SALEM, Ore. (AP) — Police in Oregon can no longer arrest someone for possession of small amounts of heroin, methamphetamine, LSD, oxycodone and other hard drugs as a ballot measure that decriminalized them took effect on Monday.
Instead, those found in possession would face a $100 fine or a health assessment that could lead to addiction counseling. Backers of the ballot measure decriminalizing hard drugs, which Oregon voters passed by a wide margin in November, hailed it as a revolutionary move for the United States.
“Today, the first domino of our cruel and inhumane war on drugs has fallen, setting off what we expect to be a cascade of other efforts centering health over criminalization,” said Kassandra Frederique, executive director of the Drug Policy Alliance, which spearheaded the ballot initiative.
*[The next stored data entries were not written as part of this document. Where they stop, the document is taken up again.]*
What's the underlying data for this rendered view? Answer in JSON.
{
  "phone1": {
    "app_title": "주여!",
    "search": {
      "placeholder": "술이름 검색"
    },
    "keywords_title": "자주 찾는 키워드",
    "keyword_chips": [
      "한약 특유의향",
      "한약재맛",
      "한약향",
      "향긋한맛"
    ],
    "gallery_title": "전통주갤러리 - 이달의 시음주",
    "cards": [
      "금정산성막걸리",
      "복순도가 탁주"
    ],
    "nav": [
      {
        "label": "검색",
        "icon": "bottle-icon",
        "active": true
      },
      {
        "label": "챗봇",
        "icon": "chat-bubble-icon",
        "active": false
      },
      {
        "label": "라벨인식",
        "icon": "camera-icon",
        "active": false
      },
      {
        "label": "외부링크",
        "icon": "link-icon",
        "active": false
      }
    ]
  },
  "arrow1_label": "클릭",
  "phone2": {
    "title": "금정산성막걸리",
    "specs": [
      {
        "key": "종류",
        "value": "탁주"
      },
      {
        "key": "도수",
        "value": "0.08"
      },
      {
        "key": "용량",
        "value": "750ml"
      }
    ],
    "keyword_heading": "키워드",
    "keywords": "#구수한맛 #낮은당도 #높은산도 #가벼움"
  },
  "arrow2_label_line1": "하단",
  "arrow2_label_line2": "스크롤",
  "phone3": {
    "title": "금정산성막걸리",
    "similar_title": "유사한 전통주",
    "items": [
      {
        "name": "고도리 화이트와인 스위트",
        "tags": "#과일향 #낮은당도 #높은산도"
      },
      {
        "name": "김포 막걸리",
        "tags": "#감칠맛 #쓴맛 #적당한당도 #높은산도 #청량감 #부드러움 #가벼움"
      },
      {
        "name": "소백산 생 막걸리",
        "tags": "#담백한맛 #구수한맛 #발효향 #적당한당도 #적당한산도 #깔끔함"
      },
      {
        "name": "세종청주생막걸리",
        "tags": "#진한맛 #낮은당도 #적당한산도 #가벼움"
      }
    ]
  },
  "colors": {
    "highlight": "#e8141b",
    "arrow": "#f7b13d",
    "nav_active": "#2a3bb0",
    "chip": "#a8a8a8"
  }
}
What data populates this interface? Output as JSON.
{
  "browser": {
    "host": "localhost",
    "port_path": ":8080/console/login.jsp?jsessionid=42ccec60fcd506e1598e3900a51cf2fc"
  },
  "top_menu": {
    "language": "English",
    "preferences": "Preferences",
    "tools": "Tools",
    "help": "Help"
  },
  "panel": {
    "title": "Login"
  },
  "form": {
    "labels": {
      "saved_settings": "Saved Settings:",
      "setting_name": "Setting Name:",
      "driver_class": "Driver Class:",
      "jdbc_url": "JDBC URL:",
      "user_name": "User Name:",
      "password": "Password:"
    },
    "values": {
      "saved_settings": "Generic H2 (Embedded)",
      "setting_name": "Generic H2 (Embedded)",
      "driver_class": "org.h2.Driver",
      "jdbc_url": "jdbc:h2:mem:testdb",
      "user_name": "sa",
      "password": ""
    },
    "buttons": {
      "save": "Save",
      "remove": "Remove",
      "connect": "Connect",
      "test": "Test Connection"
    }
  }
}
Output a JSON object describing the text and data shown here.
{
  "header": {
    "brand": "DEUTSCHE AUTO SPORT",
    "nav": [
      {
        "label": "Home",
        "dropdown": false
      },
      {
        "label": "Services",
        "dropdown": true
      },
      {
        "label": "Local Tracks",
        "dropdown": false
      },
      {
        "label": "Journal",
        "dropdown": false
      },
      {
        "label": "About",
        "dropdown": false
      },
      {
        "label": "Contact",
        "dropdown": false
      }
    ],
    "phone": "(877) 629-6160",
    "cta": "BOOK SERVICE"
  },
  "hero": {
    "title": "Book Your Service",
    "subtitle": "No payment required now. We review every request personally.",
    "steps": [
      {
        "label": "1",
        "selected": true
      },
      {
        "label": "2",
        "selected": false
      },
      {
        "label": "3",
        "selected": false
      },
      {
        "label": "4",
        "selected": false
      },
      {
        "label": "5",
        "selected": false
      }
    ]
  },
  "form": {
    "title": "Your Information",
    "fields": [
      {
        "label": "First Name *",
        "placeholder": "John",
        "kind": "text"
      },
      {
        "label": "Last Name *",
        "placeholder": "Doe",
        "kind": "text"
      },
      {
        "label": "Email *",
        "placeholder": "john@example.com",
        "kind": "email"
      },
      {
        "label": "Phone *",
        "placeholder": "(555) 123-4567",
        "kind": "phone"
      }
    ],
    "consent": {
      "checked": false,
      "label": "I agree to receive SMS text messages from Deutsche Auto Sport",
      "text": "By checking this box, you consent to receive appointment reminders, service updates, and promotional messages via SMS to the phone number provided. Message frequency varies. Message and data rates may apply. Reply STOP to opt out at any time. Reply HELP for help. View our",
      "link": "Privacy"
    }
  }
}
Ballot Measure 110’s backers said treatment needs to be the priority and that criminalizing drug possession was not working. Besides facing the prospect of being locked up, having a criminal record makes it difficult to find housing and jobs and can haunt a person for a lifetime.
Two dozen district attorneys had opposed the measure, saying it was reckless and would lead to an increase in the acceptability of dangerous drugs.
Instead of facing arrest, those found by law enforcement with personal-use amounts of drugs would face a civil citation, “like a traffic ticket,” and not a criminal citation, said Matt Sutton, spokesman for the Drug Policy Alliance.
Under the new system, addiction recovery centers will be tasked with “triaging the acute needs of people who use drugs and assessing and addressing any on-going needs thorough intensive case management and linkage to care and services.”
The addiction recovery centers will be funded by millions of dollars of tax revenue from Oregon’s legalized marijuana industry. That diverts some funds from other programs and entities that already receive it, like schools.